In fact, his whole account is a tale of derring-do, including hour-by-hour retelling.  Maybe it will enter the lore.

Chi Trib has page one story 7/19 about Iraq rebels gaining force, expanding power, citing (regretfully, to be sure) a U.S. colonel a year ago talking about Saddam's henchmen's last gasp.  Gotcha!
 
This is part of the drumbeat of negativism appearing not in its editorials but in its so-called news coverage.
 
Meanwhile, you can easily find reports from the ground on the web that tell you we are winning.  Who's right?  I have my opinion, but so what?  Point is, why is Chi Trib so consarned one-sided in its so-called news reporting?  It's getting ridiculous.  Really. 
 

GRAZIE . .. Sun-Times columnist Neil Steinberg recommends Chicago Newspapers today, with special attn. to the 5/15 "As the Trib turned" item. He calls it a "keel-hauling of the . . . painfully shallow and criminally dull Dawn Turner Trice" and refers to "the funhouse mirror of Trice's mind" that led her to get things so confused. Read it all here.

7/18/2004

STYLE MAKES THE WOMAN

Chi Trib's huge "special report" 7/18/04 is about "one girl's struggle to find a future." It opens this way:

Rayola Victoria Carwell sits quietly on a wooden bench in the principal's office and folds her arms across her stomach to calm the whirling butterflies.

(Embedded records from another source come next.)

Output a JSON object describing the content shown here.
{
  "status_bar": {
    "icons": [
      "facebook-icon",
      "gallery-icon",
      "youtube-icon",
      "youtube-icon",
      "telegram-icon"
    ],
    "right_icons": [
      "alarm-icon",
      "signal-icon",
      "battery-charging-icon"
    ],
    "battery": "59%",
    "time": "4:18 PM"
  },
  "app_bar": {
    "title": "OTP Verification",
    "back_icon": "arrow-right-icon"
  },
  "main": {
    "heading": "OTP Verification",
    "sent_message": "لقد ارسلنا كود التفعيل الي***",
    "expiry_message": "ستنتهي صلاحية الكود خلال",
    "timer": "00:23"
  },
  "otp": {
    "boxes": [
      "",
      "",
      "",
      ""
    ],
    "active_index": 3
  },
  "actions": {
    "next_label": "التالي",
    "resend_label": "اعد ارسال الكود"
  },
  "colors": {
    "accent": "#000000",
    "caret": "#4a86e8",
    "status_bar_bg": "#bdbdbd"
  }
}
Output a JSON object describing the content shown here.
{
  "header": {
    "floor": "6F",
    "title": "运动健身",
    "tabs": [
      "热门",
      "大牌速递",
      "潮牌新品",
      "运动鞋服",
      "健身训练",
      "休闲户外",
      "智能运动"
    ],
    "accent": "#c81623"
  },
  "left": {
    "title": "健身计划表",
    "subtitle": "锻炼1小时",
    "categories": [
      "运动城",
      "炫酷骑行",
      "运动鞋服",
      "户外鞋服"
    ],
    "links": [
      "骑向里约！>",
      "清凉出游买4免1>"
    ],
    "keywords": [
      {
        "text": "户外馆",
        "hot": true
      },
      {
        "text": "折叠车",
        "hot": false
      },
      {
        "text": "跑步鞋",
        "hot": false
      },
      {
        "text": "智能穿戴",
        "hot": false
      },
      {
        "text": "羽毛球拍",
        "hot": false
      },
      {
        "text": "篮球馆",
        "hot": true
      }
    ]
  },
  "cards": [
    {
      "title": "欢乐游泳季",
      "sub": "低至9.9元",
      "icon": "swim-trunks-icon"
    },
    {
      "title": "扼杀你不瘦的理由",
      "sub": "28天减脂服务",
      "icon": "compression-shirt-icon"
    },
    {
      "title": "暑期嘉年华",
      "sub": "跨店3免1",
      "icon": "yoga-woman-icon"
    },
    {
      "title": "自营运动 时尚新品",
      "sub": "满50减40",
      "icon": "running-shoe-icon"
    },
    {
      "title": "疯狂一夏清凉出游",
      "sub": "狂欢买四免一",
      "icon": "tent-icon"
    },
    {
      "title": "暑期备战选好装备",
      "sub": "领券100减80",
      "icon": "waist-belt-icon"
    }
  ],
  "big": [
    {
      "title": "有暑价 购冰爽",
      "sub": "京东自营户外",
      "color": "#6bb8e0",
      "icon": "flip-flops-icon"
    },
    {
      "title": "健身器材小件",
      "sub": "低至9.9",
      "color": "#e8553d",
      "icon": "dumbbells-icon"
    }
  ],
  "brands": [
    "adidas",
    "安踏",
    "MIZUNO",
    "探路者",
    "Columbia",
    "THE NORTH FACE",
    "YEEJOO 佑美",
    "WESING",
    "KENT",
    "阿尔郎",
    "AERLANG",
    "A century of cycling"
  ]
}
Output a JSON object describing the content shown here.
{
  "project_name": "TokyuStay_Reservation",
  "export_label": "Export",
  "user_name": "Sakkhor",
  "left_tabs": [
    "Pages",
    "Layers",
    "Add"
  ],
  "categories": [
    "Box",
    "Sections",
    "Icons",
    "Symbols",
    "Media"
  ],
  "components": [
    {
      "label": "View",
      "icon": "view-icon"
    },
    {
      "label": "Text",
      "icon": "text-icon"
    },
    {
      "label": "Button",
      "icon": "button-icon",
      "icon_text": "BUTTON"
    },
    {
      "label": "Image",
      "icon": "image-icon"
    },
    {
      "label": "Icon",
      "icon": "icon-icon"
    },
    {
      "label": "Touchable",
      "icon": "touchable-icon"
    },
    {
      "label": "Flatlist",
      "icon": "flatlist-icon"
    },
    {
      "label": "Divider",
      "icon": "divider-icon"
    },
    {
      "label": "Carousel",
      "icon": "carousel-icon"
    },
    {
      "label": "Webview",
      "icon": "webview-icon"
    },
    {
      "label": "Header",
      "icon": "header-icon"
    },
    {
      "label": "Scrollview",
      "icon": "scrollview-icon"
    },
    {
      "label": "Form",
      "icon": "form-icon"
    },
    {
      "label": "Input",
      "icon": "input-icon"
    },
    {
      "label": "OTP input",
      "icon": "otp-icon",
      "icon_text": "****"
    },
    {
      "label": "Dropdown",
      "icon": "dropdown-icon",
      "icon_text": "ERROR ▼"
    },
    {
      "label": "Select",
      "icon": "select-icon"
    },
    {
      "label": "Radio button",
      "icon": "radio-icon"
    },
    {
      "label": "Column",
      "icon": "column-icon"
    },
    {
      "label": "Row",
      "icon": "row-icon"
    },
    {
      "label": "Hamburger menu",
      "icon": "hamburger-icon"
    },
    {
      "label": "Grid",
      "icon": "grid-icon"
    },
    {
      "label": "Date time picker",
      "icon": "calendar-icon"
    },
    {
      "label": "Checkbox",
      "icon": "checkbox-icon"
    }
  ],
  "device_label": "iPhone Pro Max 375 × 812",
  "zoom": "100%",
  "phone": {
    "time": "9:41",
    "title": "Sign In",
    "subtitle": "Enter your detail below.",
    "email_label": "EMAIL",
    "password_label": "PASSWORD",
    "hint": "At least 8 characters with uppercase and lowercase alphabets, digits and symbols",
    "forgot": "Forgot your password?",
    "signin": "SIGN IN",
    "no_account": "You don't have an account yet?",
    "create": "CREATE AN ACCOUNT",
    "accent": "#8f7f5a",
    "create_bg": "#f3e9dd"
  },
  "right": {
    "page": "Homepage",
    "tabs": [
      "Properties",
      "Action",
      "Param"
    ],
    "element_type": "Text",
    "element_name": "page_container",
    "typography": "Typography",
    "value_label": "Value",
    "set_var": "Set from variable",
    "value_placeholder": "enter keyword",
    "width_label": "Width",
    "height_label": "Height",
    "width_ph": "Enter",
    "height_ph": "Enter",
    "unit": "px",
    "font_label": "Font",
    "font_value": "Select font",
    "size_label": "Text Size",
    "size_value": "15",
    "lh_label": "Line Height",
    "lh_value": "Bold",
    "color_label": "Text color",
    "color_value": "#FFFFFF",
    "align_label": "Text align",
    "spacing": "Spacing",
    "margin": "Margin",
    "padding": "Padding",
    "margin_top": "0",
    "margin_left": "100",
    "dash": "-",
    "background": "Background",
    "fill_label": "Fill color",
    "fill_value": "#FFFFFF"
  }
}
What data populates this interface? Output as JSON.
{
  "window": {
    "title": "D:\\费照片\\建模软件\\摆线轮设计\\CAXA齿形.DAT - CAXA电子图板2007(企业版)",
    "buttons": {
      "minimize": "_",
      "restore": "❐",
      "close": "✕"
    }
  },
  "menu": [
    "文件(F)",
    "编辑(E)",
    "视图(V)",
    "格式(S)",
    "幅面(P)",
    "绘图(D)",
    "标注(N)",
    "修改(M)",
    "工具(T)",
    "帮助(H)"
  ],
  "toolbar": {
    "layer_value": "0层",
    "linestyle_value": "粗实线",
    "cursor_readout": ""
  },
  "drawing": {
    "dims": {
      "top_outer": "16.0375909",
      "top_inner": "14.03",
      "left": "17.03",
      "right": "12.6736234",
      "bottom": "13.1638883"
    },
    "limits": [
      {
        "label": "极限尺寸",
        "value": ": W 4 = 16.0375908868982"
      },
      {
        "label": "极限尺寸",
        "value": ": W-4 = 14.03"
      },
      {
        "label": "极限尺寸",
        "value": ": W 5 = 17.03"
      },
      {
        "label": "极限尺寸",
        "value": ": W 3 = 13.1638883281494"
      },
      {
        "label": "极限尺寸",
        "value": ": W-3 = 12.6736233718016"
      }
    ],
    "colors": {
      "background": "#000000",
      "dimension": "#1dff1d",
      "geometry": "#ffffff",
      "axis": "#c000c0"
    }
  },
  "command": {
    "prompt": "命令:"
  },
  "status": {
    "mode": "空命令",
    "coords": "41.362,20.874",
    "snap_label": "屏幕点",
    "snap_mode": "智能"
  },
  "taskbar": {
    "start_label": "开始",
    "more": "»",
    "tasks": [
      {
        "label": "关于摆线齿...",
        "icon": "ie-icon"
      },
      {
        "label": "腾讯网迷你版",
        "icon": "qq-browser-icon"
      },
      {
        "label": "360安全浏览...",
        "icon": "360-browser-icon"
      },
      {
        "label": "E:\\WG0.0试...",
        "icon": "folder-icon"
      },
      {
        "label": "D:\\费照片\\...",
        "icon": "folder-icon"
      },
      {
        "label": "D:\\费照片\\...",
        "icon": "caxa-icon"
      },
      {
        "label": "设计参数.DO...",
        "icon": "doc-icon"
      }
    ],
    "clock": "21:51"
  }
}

Now. What would Strunk & White say? Elements of Style, you know. Omit needless words (Rule 13) and all that. Try this:

Rayola Victoria Carwell sits on a bench in the principal's office and folds her arms across her stomach to calm the butterflies.

Gone are quietly, wooden, and whirling, which clutter the copy. Ms. Banchero might feel put upon at the excisions, but the copy editor should do it anyhow, because purple is for king's garments and sunsets, not for prose.

Equally cluttered is paragraph 2:

She straightens the leg of her favorite jeans, the ones with the embroidered purple daisies, the ones she creased to perfection at 6 this morning. She grabs a braid cascading from the ponytail atop her head and slips it into her mouth.

Which should be:

She straightens her freshly creased jeans and reaches for a braid from her ponytail and slips it into her mouth.

Enough already of purple daisies and 6 in the morning and cascading things. The 'graph is overloaded. We are newspaper readers in a hurry, for one thing. Banchero is introducing us to 4,400 words, for God's sake. Our coffee is getting cold.

She may have a story here, but it's off to a soppy start. And it's a three-parter. Oh boy.